A federal appeals court yesterday unanimously ruled that a 2.5-ton monument of the Ten Commandments in the rotunda of the Alabama Supreme Court was unconstitutional. The appeals court judges compared the monument’s champion, Alabama Chief Justice Roy Moore, to “those Southern governors who attempted to defy federal court orders during an earlier era,” such as segregationist George Wallace, according to the New York Times. “This is a clear message from the courts. Thou shalt not merge church and state,” said Ayesha Khan of Americans United for Separation of Church and State, who argued the case. “Justice Moore is fighting a losing battle, and it’s time for him to stop wasting Alabama taxpayers’ money on this case.”

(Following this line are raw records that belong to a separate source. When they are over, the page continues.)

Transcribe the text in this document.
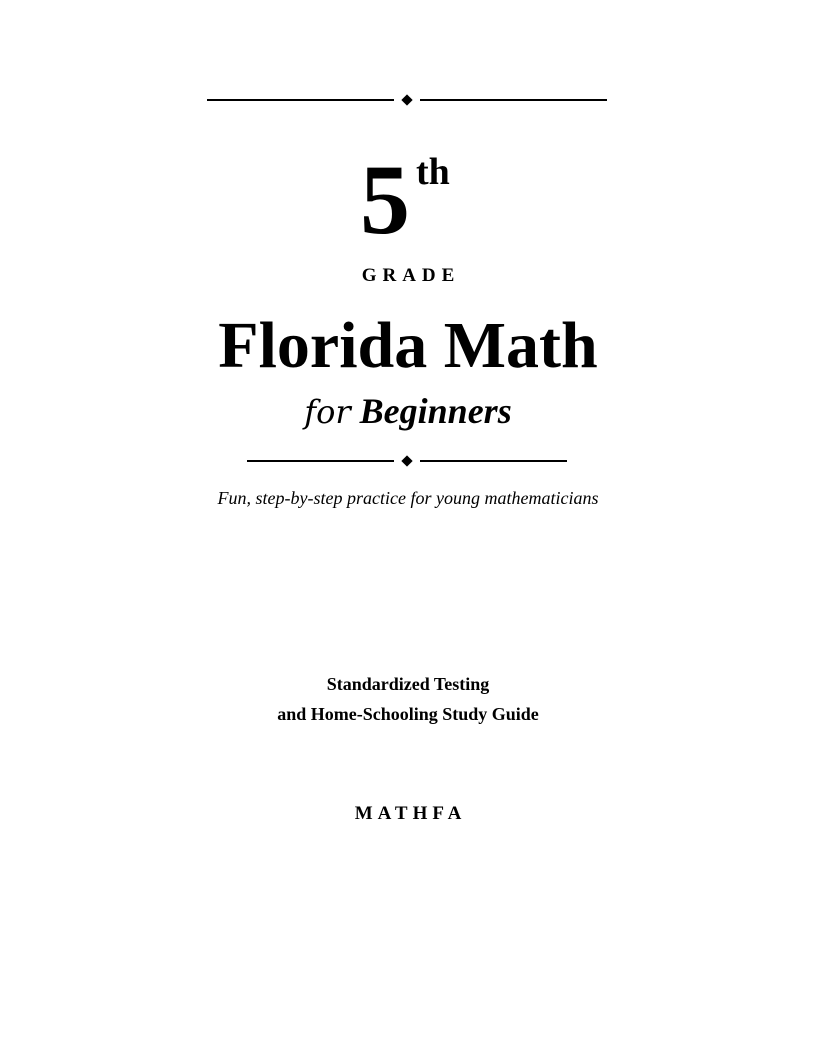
5 th
GRADE
Florida Math
for Beginners
Fun, step-by-step practice for young mathematicians
Standardized Testing
and Home-Schooling Study Guide
MATHFA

Moore’s lawyer vowed to appeal the case to the US Supreme Court, saying that Moore “believes that what he is doing is not only constitutional but required by his oath of office, according to the Times. A New York Times editorial today called for Alabama voters to vote against Moore if he chooses to run for office again. “Mr. Moore’s religious grandstanding, and his disregard for the United States Constitution and federal sovereignty, would be offensive in any state official. But they are utterly unacceptable for the highest judicial officer in a state,” the Times editorial board wrote.
Moore is no stranger to controversy. Last year, he was heavily criticized by lesbian and gay rights groups for writing that homosexuality is “abhorrent, immoral, detestable, a crime against nature, and a violation of the laws of nature” in a decision denying a lesbian mother custody of her children.